I’VE always thought that the British royal family is a matter for the British people.
If they wish to have someone live in a castle or a palace, to have people by virtue of birth be a prince or a princess, have an occasional lavish wedding, then that’s up to them.
If they wish to have their own real-life Disney fairytale, then that’s up to them.
They aren’t the only people in the world who do it and, God only knows, there are far worse things out there.
Maybe there aren’t many things as silly but there are many things far, far worse.
I’ve never thought, either, that, beyond the pages of celebrity, the royal family warranted much attention.
I don’t think, for instance, that in terms of society and justice and fairness that they signify much.
I don’t think, in effect, that they really matter.
Not that I’d like to give you the impression the Irish are disinterested in them.

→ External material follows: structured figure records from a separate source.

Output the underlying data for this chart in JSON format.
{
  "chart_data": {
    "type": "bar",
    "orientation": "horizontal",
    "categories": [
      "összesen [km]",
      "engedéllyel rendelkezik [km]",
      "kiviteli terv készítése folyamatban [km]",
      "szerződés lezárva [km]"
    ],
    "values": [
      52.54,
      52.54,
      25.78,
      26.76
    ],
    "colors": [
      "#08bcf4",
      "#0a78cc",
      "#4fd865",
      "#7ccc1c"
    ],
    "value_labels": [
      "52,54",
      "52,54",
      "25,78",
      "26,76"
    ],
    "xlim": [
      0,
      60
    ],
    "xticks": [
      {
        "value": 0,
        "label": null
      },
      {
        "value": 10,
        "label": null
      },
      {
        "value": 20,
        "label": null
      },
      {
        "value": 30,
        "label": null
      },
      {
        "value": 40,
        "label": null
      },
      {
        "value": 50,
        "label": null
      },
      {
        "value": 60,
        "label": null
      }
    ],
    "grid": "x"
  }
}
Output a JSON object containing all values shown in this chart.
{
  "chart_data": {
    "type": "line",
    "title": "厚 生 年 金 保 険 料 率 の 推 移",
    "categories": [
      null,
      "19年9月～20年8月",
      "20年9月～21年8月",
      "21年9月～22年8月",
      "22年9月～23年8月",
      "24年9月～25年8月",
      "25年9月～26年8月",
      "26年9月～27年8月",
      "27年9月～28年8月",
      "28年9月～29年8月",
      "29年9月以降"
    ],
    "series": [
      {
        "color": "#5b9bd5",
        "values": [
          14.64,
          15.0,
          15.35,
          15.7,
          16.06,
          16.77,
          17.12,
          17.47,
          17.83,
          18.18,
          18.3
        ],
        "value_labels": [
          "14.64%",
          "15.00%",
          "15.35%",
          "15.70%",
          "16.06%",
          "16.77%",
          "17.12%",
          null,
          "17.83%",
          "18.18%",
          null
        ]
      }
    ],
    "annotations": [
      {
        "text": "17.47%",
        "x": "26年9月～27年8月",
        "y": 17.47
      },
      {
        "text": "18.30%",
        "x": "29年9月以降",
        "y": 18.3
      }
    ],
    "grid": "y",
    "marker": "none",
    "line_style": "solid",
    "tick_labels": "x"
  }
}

There is a fascination in Ireland with the British royal family and there is, despite our past, affection. The Queen’s visit to Cork, the rebel county, was a clear example of that.

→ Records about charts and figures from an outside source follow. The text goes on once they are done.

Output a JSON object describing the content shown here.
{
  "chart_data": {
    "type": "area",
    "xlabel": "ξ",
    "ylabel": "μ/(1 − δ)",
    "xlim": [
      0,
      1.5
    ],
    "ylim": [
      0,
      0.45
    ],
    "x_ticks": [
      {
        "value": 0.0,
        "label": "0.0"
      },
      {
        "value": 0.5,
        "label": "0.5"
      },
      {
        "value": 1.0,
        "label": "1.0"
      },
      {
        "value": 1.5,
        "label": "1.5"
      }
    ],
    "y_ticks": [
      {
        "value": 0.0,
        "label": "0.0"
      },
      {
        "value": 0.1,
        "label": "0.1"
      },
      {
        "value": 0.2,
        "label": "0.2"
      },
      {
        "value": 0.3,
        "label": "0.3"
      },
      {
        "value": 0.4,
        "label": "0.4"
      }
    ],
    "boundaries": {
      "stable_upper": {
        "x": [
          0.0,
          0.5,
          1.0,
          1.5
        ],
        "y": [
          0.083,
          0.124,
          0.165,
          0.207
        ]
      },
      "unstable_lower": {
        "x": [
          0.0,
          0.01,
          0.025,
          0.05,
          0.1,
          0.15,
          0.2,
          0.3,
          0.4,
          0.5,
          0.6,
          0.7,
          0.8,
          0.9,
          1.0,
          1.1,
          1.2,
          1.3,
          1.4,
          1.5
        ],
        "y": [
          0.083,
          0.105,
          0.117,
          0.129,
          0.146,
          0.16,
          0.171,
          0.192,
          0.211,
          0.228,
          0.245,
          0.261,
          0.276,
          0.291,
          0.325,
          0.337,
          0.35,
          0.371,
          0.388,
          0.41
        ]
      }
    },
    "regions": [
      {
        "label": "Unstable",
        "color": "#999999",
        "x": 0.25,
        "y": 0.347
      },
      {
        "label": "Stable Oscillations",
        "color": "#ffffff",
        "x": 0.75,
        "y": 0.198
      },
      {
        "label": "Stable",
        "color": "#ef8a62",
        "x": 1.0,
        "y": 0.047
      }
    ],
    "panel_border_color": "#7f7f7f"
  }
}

But, as of Harry and Meghan’s recent celebrity interview with Oprah Winfrey, if I’m asked do I believe the British tabloid press is bigoted and the upper echelons of British society are emotionally stunted then I only have one reply.
And that is, is the Pope still Catholic?
That the Society of Editors in the UK should be so quick and so high profile in condemning the couple’s words is laughable.
Ian Murray, the Executive Director of the Society, kept a straight face when he stated that ‘the UK media has never shied away from holding a spotlight to those in positions of power, celebrity or influence. If sometimes the questions asked are awkward and embarrassing, then so be it, but the press is most certainly not racist.’
And he said this, remember, of The Daily Mail, The Sun, The Star, The Express.
He said, in those words, that the Daily Telegraph, staffed and written by cheerleaders to Boris Johnson, was ‘holding a spotlight to those in positions of power’.
Yes, indeed, but only in the way that PR lights are set.
He said this about a press still under the sway of Rupert Murdoch’s ethics, which went as low as hacking the phone of a murdered schoolgirl.
After Trump there is, of course, a sensitivity about lazy, self-serving, untruthful criticism of the media.
But that doesn’t mean there isn’t lazy, self-serving, untruthful media.
The British tabloid press is sensational and hysterical and that’s a given.
That’s the nature of a tabloid press and is sometimes harmless and sometimes funny.
But if Prince Harry, a direct product of systemic imperialism and colonial racism, says the British media has ‘colonial undertones’ Murray insistence of the press’ ‘vital role in holding the rich and powerful to account’ is a laughable response.
So it is little wonder that Murray resigned from his position with the Society just days after he made his statement.
As for the estrangement and coldness Harry clearly encountered in his own family, well, is that really so surprising?
The upper echelons of British society are, essentially, much like the unfortunate lower, abandoned echelons.
They are both brought up in care.
One is, of course, a very expensive version of the care system, but it is still one lacking in emotional development.
It is not a coincidence that only seven per cent of the British public share this educational care system - as experienced by the likes of both Princes, Boris Johnson and Jacob Rees Mogg, who all went to the same school - but that 51 per cent of leading journalists did too, as well as 80 per cent of top newspaper editors.
So the response of the Society of Editors becomes more comprehensible when it can be seen that Prince Harry’s words are more of a betrayal to them than most other people.
I’m fairly sure that in the long run of things this is a celebrity storm more than anything else.
But after the self-flagellation of Brexit, this expose of the very highest examples of British life from within the very highest examples of British life does suggest a country fighting with itself.
It couldn’t be true, could it, that beneath all of those Union Jacks and all of that swaggering nationalism, that the British don’t actually like themselves very much?